By year’s end, Audubon and National Parks Magazine had published additional excerpts from the book, and all but the most self-serving of Carson’s attackers were backing rapidly toward safer ground. In their ugly campaign to reduce a brave scientist’s protest to a matter of public relations, the chemical interests had only increased public awareness. Silent Spring became a runaway best seller, with international reverberations. Nearly 40 years later, it is still regarded as the cornerstone of the new environmentalism. v Carson was not a born crusader but an intelligent and dedicated woman who rose heroically to the occasion. She was rightly confident about her facts as well as her ability to present them. Secure in the approval of her peers, she remained remarkably serene in the face of her accusers. Perhaps the imminence of her own mortality had helped her find this precious balance and perspective. In most photographs, the pensive face appears a little sad, but this was true long before she knew that she had cancer. She was 56 when she died in April 1964.

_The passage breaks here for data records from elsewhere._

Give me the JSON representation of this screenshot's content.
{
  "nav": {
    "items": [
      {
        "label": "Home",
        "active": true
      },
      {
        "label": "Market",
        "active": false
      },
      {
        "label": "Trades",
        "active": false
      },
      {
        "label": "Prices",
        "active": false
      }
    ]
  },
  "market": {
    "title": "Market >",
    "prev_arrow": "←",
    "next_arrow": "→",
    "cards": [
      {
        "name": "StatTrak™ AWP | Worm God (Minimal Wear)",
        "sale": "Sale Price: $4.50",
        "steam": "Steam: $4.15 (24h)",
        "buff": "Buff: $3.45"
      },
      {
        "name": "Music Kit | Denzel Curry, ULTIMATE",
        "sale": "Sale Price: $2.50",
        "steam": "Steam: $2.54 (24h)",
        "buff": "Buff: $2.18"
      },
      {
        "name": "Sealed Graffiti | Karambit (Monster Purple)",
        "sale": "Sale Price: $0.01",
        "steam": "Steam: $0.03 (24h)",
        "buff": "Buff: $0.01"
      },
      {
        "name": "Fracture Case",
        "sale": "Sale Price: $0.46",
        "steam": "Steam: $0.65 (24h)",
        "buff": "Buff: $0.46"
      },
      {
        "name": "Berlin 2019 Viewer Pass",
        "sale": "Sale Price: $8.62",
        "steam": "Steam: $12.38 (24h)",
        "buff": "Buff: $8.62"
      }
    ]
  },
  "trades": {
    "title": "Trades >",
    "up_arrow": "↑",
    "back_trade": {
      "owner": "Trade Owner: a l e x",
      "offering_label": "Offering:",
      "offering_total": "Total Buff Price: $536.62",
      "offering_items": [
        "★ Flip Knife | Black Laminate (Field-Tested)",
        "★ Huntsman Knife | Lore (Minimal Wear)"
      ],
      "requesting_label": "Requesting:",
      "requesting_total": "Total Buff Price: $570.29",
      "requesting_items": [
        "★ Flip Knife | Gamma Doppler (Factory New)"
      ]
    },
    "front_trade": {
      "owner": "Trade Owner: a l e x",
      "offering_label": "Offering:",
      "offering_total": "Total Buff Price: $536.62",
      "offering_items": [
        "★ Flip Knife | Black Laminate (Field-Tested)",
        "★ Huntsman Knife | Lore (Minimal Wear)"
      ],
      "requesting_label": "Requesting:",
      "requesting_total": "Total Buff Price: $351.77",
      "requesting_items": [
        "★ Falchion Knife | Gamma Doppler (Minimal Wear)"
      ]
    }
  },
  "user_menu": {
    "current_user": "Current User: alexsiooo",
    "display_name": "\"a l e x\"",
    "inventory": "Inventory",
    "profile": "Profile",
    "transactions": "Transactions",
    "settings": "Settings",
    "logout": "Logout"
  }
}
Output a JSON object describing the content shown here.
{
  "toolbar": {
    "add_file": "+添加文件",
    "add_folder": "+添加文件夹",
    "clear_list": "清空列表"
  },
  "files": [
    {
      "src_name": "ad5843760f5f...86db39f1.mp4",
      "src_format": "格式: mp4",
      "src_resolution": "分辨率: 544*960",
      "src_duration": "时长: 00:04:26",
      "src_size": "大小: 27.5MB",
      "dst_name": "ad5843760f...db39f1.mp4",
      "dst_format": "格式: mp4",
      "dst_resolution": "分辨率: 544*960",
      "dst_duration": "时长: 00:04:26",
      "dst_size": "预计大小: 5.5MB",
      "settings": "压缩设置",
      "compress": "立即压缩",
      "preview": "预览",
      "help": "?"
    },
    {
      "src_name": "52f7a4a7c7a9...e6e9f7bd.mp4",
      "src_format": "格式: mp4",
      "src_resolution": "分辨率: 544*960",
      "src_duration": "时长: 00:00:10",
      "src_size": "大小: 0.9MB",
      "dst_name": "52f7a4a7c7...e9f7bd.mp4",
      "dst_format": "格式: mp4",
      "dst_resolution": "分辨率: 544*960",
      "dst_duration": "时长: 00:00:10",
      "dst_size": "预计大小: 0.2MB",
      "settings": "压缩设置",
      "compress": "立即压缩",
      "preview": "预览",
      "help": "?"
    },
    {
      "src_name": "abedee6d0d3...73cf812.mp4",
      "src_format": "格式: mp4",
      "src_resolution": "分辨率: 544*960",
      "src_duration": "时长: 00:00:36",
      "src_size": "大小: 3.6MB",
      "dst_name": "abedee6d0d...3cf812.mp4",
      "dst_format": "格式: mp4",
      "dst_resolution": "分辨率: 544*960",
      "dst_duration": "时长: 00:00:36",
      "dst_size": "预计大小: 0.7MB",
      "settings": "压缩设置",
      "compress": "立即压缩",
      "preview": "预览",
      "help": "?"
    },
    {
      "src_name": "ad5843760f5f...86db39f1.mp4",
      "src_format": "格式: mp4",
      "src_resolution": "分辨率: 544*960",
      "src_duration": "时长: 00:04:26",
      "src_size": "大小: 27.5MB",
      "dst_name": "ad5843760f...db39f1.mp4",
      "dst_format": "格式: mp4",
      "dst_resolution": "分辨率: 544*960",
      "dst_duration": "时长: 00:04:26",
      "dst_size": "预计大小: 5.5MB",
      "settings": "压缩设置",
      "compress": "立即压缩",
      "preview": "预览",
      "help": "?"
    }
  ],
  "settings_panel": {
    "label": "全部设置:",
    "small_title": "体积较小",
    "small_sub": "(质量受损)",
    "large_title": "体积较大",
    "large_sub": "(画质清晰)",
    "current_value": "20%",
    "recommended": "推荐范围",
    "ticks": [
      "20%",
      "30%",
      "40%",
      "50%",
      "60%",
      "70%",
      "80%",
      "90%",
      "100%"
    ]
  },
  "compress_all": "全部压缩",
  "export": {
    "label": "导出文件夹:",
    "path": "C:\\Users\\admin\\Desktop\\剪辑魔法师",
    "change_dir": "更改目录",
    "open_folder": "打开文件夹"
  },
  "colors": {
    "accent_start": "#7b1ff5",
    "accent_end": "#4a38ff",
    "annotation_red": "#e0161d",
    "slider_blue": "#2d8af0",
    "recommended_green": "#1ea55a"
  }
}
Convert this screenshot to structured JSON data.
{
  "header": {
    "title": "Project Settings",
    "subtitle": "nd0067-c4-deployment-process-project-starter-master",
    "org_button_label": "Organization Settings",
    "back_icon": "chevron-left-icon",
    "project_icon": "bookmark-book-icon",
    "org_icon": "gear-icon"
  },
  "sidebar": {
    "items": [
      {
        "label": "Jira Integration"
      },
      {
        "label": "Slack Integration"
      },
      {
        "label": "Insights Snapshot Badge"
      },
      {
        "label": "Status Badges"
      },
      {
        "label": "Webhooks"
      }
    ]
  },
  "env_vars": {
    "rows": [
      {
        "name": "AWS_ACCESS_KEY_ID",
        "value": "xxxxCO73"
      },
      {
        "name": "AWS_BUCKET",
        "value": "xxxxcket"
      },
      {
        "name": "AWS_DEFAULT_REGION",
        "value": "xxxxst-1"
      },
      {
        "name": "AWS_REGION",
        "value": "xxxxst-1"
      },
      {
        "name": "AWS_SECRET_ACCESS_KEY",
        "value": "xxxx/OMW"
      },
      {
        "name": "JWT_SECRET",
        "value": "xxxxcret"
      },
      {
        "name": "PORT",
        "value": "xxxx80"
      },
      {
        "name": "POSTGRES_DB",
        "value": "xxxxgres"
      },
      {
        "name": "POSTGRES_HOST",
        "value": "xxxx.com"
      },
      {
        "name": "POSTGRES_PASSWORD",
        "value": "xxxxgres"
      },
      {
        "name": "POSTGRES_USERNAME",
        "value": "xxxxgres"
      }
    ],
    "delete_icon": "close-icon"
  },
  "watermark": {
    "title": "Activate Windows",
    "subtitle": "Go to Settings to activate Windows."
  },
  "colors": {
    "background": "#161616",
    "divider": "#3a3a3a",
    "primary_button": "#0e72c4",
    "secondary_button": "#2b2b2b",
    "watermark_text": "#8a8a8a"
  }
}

“The beauty of the living world I was trying to save,” she wrote in a letter to a friend in 1962, “has always been uppermost in my mind - that, and anger at the senseless, brutish things that were being done. I have felt bound by a solemn obligation to do what I could - if I didn’t at least try I could never be happy again in nature. But now I can believe that I have at least helped a little. It would be unrealistic to believe one book could bring a complete change.”


True, the damage being done by poison chemicals today is far worse than it was when she wrote the book. Yet one shudders to imagine how much more impoverished our habitat would be had Silent Spring not sounded the alarm. Well crafted, fearless and succinct, it remains her most celebrated book, although her wonderful essays on the sea may be remembered longer. Even if she had not inspired a generation of activists, Carson would prevail as one of the greatest nature writers in American letters.